Jetter Mars was an interesting self-ripoff case where Tezuka recycled Astroboy's concept in a hurry to create a new TV series. Despite the obvious similitudes, Jetter Mars had some interesting details, Like Jetter's ability to grow like a normal kid and ever having dreams while sleeping. He also appeared in the GBA game and his conversation with Astro Boy only can be described as a funny, epic lampshade.
1963 TV series
Creator Backlash: According to a commentary on one of the 60's Astro Boy DVD boxsets, Osamu Tezuka hated one particular episode, "Midoro Swamp" aka "The Beast from 20 Fathoms". He farmed out the episode to a group of young anime/manga students, and the results dissatisfied him so much, that he personally destroyed every possible copy he could find. Unfortunately for him, a copy of that episode had already been shipped to the U.S. and dubbed (and would later resurface as a "Lost Episode" of the series on VHS), and the Japanese soundtrack (but not the footage) still exists and was included as an extra in the episodes release on the Astro Boy DVD sets.
And the English version cuts out even more episodes; only 104 out of the original 193 beast were ever dubbed.
This is because the American dubbers had become increasingly worried about the violence in the show, America and Japan having taken Astro Boy in rather different directions, and a combination of fatigue over this and cultural differences in approach to animated stories (Japan wanted to resolve the story, America decided that 104 episodes was plenty to allow for reruns) resulted in the American studio cancelling its contract. Osamu Tezuka himself had grown tired of working on Astro Boy and wanted to pursue other stories, hence why even the Japanese version ended at episode 193.
Kazue Tagami voiced Astro in episodes 97-106 while Mari Shimizu was on maternity leave.
Uran was first voiced by Yoko Mizugaki, then by Reiko Mutou, then by Kazuko Yoshikawa.
Higeoyaji was first voiced by Masaaki Yajima, then by Ayao Wada.
Tawashi was first voiced by Shingo Kanemoto, then by Kouichi Chiba.
Self-Adaptation: Osamu Tezuka opened his own animation studio to produce this show, even writing and directing several episodes.
[adult swim] aired the show as late-night filler, though only 52 episodes were aired.
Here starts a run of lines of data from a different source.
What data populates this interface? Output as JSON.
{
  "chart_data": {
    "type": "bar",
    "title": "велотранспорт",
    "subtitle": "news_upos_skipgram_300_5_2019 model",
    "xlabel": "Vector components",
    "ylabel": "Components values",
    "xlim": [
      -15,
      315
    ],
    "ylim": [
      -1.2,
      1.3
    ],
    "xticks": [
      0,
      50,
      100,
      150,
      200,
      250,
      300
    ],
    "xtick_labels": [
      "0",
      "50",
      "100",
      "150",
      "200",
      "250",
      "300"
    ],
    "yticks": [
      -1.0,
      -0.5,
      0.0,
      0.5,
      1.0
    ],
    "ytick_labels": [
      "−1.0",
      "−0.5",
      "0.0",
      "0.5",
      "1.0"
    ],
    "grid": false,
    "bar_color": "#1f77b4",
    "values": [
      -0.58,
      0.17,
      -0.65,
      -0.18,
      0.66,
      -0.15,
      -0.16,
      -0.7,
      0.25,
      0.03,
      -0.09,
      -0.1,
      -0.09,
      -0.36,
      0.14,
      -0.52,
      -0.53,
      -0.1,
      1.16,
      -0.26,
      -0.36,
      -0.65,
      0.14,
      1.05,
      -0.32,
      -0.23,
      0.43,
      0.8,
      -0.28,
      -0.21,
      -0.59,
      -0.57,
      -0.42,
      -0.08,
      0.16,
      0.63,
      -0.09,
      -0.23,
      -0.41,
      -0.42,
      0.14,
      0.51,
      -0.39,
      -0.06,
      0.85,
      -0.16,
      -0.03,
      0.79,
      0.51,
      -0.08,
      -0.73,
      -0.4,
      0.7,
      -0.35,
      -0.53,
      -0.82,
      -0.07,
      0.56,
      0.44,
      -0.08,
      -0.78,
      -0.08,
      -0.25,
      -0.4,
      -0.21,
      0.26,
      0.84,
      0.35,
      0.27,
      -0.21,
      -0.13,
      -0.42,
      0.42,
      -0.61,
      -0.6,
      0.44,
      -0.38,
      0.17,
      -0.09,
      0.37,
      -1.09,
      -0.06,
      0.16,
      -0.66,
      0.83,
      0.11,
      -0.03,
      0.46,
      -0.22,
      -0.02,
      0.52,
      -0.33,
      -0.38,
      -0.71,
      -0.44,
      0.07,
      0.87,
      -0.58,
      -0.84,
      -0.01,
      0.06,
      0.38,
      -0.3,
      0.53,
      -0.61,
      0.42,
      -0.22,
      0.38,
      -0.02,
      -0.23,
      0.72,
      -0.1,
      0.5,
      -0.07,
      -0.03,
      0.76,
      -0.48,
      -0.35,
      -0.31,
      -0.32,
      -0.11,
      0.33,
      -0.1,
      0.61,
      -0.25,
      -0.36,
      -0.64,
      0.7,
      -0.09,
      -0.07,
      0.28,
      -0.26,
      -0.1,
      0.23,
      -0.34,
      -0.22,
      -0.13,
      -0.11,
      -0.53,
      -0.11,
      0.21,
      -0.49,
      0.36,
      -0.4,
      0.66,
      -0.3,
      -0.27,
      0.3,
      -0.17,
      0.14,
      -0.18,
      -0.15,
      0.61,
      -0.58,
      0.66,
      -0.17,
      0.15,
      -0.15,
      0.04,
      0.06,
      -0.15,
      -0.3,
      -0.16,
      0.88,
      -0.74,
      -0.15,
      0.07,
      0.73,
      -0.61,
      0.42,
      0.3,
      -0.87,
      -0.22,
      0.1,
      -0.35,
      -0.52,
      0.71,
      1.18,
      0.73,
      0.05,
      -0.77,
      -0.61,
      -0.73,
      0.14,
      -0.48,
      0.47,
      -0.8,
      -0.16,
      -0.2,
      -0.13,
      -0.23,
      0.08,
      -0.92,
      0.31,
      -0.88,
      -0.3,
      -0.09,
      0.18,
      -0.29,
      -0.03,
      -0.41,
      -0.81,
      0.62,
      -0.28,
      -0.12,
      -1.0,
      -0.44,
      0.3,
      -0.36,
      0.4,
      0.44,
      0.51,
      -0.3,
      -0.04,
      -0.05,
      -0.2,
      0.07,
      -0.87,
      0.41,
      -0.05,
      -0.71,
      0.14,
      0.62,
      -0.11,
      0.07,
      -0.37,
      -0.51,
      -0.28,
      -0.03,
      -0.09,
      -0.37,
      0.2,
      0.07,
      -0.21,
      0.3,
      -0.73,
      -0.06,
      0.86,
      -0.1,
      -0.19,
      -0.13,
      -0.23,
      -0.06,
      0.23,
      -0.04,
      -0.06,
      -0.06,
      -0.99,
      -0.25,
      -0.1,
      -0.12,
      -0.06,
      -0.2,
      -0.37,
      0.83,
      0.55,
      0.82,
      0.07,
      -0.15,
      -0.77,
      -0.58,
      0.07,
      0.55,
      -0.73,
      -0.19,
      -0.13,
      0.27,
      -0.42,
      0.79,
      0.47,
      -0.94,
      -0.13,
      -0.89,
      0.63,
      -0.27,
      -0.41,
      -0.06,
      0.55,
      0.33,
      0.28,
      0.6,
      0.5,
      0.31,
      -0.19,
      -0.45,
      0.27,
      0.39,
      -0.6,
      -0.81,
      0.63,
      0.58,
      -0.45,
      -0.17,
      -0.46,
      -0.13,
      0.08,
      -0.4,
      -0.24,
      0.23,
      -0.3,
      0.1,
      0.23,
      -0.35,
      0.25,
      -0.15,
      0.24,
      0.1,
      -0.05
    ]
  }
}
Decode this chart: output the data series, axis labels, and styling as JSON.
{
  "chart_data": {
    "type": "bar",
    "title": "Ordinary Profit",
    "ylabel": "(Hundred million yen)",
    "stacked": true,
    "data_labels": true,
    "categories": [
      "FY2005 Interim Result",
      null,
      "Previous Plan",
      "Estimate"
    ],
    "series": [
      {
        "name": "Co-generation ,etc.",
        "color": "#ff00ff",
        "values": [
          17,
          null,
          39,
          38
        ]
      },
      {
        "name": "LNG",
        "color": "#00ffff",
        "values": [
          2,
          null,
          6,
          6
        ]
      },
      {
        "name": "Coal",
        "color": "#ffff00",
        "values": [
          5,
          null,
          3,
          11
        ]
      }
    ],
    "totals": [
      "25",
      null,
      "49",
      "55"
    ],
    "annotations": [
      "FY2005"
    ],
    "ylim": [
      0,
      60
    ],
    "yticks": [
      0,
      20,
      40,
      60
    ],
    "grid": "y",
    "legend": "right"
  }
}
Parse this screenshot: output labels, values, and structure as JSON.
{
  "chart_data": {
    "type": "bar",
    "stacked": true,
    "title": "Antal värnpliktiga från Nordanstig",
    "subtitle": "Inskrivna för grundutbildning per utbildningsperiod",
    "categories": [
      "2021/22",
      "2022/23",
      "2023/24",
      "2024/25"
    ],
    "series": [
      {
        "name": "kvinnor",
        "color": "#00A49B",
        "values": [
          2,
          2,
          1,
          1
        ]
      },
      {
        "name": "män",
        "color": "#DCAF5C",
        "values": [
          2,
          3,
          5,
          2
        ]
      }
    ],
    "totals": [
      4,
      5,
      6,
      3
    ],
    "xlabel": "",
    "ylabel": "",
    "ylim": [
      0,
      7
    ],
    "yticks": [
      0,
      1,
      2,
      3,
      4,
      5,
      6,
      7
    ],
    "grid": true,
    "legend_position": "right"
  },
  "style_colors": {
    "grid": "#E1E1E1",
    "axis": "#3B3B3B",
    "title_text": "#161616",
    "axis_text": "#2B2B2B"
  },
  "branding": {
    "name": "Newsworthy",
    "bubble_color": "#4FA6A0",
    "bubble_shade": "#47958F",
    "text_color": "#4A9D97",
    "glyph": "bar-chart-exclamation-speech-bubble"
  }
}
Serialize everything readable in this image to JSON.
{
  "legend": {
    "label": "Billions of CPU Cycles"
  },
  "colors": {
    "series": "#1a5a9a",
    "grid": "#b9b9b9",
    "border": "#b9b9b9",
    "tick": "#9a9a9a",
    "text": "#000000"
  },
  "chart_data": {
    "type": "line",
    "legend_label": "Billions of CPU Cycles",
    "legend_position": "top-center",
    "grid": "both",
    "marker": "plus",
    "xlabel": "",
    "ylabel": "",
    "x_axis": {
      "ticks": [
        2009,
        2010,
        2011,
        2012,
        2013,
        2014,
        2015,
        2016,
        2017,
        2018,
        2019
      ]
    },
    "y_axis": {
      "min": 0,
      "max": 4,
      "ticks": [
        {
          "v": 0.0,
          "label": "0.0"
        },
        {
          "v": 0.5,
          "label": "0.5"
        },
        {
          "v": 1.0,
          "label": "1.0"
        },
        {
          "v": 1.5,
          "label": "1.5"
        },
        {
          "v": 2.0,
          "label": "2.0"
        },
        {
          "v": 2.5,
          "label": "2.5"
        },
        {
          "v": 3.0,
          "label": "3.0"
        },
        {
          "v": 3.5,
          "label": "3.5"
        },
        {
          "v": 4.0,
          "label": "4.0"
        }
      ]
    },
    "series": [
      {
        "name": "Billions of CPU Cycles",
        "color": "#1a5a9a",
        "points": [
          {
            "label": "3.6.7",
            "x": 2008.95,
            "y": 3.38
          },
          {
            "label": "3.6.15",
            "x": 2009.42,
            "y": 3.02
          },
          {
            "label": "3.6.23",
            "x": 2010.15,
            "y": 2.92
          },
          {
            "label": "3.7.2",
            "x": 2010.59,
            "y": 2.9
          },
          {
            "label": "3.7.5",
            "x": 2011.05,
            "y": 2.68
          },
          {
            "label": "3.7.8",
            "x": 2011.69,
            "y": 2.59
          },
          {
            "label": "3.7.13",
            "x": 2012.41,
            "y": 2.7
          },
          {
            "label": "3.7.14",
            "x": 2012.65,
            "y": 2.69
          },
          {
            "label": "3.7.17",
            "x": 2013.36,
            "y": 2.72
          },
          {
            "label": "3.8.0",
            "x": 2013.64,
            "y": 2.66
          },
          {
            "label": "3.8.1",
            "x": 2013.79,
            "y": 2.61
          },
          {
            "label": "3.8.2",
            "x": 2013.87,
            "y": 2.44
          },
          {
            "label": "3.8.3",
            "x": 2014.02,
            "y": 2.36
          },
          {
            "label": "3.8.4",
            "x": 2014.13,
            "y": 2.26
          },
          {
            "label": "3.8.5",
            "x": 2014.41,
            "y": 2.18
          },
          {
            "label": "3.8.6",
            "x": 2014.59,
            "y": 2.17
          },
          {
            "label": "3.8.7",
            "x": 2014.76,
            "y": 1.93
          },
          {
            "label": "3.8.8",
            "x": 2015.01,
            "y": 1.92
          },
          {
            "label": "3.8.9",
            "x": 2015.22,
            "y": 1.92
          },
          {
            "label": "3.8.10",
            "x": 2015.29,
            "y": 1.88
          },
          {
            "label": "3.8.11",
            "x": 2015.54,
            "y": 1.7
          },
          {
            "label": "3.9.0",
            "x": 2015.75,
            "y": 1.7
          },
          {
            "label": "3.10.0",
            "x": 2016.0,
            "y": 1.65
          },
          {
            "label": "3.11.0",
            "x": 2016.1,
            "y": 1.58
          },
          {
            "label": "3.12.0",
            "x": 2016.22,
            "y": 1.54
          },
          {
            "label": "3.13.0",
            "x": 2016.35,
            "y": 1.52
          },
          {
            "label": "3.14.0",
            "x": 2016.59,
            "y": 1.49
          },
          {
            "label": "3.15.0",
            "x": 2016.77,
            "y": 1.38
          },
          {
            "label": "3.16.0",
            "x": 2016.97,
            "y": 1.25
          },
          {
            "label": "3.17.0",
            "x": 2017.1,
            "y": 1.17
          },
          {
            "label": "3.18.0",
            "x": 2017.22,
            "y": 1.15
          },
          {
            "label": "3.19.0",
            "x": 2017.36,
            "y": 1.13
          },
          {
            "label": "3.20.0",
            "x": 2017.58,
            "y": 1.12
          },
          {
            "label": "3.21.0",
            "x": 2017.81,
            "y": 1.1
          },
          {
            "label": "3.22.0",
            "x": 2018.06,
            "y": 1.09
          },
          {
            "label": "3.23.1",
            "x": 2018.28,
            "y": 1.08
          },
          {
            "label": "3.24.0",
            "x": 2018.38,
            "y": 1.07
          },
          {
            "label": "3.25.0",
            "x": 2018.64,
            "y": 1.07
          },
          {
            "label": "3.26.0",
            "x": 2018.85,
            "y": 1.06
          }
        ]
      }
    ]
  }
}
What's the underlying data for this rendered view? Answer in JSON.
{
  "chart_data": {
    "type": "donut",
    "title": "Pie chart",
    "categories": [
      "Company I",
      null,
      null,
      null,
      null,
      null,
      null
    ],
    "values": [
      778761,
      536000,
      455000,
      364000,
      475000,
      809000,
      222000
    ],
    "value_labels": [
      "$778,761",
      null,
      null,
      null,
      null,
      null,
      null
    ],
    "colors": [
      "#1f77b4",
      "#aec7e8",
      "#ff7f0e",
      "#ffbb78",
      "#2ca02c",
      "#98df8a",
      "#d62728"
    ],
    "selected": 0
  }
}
Curiously, it was showcased on the April Fools Day 2012 Toonami broadcast along with Trigun, despite both shows not having aired on Toonami before.
1980 TV series
Channel Hop: The original series (and the 2003 series) aired on Fuji TV, the 1980 series on the other hand aired on Nippon TV
Sort of. On the dub's DVD release, the episodes are for the most part wildly out of order. And there isn't a Japanese language track or subtitles. The dub is pretty good all things considered, but it's hard to ignore this stuff.
Furthermore, in a crossover with Macekre while the episode count is the same as the Japanese version, one of them was replaced by a Clip Show episode.
Also, while the show was produced in widescreen, the dub was cropped to 4:3 for all its releases.
Missing Episode: Dub only - the 20th episode "Eternal Boy" has been omitted from release with the rest of the series in Digital and DVD form, mainly because the plot revolves around the Peter Pan story, which is still under copyright by Great Ormand Street Hospital in the US and UK. It was replaced with a clip show episode, with Tenma and Shadow discussing Astro's progress up to that point in the series.
Role Reprisal: Hisashi Katsuta, who voiced Ochanomizu in the previous two anime adaptations, voices him once again in this series.
Three Laws-Compliant: While the movie makes much ado about robots like Astro being compliant to The Three Laws, Osamu Tezuka had his own set of robotic laws in Astro Boy not based upon Asimov's Three Laws. Under Tezuka's Ten Principles, Robots could not change their assigned gender, create money, assemble robots disassembled by humans, leave the country without a permit, or other such things.